British monthly publication

The Wide World Magazine was a British monthly illustrated publication which ran from April 1898 to December 1965.

==History==
The magazine was founded by well-known publisher George Newnes, also famous for Tit-Bits, The Strand Magazine, Country Life and others.
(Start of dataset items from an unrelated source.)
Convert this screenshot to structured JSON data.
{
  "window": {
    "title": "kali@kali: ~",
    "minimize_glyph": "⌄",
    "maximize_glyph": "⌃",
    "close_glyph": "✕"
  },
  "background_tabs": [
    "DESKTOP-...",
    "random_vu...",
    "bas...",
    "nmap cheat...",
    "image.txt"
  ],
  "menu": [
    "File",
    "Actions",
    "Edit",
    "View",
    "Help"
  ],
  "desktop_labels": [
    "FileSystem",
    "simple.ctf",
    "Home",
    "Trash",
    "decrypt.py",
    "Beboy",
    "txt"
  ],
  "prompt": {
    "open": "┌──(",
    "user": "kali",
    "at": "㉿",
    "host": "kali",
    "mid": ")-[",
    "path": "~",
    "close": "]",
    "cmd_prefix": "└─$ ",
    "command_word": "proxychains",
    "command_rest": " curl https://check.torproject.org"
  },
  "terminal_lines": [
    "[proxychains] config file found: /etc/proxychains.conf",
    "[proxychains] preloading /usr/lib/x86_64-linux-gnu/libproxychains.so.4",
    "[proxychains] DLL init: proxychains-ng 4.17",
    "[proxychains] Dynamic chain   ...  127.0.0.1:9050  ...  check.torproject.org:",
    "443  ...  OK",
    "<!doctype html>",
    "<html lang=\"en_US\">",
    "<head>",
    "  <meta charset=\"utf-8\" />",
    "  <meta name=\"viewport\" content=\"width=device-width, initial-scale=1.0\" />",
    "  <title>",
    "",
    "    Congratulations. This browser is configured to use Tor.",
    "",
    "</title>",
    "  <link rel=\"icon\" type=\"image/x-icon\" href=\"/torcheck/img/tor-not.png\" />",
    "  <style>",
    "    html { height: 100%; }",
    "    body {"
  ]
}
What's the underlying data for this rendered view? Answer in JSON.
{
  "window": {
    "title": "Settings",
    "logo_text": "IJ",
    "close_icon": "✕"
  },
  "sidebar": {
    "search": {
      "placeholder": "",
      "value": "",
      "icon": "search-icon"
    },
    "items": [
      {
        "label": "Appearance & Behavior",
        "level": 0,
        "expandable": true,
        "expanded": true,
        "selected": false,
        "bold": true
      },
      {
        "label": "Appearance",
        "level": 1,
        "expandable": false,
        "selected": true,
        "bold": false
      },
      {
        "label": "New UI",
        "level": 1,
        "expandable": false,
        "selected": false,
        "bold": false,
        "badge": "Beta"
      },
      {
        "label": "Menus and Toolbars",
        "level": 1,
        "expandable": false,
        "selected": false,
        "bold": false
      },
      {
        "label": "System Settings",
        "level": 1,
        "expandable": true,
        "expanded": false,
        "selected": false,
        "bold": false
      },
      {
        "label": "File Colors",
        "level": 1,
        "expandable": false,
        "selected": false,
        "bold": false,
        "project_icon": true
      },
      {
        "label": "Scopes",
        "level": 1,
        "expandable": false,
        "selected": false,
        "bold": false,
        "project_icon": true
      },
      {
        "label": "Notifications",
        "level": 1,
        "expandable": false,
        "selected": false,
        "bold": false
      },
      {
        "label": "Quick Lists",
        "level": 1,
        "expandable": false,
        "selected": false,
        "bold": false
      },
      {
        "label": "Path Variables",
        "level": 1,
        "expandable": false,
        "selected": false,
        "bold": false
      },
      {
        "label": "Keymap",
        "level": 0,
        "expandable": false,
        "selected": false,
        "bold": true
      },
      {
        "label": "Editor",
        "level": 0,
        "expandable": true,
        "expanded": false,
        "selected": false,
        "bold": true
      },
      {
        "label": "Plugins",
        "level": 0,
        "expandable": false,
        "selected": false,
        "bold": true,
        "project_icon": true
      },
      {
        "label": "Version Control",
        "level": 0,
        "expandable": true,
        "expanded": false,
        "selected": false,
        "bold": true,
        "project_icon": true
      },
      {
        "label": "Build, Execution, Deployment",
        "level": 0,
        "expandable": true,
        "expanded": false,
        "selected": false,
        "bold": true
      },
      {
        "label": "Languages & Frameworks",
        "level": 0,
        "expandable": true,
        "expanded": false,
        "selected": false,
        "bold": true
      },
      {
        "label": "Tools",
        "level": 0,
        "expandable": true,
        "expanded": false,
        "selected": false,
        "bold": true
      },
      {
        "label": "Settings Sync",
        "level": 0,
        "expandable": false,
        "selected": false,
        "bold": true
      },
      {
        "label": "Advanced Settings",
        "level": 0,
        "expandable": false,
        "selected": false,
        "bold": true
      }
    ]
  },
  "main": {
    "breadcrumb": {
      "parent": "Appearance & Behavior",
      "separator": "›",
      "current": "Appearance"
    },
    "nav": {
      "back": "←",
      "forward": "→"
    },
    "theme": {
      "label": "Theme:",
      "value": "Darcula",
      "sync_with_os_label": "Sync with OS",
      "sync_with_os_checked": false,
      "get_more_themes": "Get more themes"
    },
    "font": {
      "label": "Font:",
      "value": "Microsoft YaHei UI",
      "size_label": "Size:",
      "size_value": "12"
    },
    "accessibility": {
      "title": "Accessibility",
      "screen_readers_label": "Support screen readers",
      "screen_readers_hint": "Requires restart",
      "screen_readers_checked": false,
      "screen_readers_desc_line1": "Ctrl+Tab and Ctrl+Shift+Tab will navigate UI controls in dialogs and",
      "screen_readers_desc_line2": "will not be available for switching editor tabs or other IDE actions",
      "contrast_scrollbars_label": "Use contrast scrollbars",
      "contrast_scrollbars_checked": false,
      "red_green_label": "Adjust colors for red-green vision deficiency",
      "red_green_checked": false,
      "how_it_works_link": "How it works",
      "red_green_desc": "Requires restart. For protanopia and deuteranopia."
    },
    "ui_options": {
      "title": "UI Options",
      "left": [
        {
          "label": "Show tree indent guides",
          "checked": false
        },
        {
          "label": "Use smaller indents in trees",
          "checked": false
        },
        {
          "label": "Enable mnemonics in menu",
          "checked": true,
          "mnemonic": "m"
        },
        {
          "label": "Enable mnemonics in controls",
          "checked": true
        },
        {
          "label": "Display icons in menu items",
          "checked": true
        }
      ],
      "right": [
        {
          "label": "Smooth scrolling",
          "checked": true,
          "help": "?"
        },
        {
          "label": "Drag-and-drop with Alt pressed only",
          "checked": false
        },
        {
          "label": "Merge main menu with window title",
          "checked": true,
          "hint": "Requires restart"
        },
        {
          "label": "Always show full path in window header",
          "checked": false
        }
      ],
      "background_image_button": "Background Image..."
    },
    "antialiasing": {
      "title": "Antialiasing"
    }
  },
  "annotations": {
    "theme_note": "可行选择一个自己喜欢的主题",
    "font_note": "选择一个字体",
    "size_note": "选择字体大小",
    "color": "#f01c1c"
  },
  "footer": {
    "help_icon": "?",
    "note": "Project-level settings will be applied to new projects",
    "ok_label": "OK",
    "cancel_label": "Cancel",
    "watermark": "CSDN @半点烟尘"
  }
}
It described itself as "an illustrated magazine of true narrative" and each month purported to feature "true-life" adventure and travel stories gathered from around the world. Its motto was "Truth is stranger than fiction".

In August 1898, it published the first in a number of installments of "The Adventures of Louis de Rougemont", billed as "the most amazing story a man ever lived to tell", and claiming to be an account of a man who had spent thirty years in the outback of Australia. The story caused a sensation, but was exposed as a hoax by the Daily Chronicle, to the embarrassment of the publisher.

Some famous names occasionally wrote for the magazine (such as Arthur Conan Doyle, Henry Morton Stanley, Douglas Reeman etc.), and it was copiously illustrated with photographs, as well as black and white drawings by such artists as Terence Cuneo, Stuart Tresilian, Alfred Pearse, Chas Sheldon, Paul Hardy, William Barnes Wollen, John L. Wimbush, Charles J. Staniland, Joseph Finnemore, John Charlton, Warwick Goble, Tom Browne, Ernest Prater, Gordon Browne, Edward S. Hodgson, Norman H. Hardy, Inglis Sheldon Williams, and Harry Rountree.

The May 1913 issue contained the first reports of the death of notorious outlaw Butch Cassidy in Bolivia.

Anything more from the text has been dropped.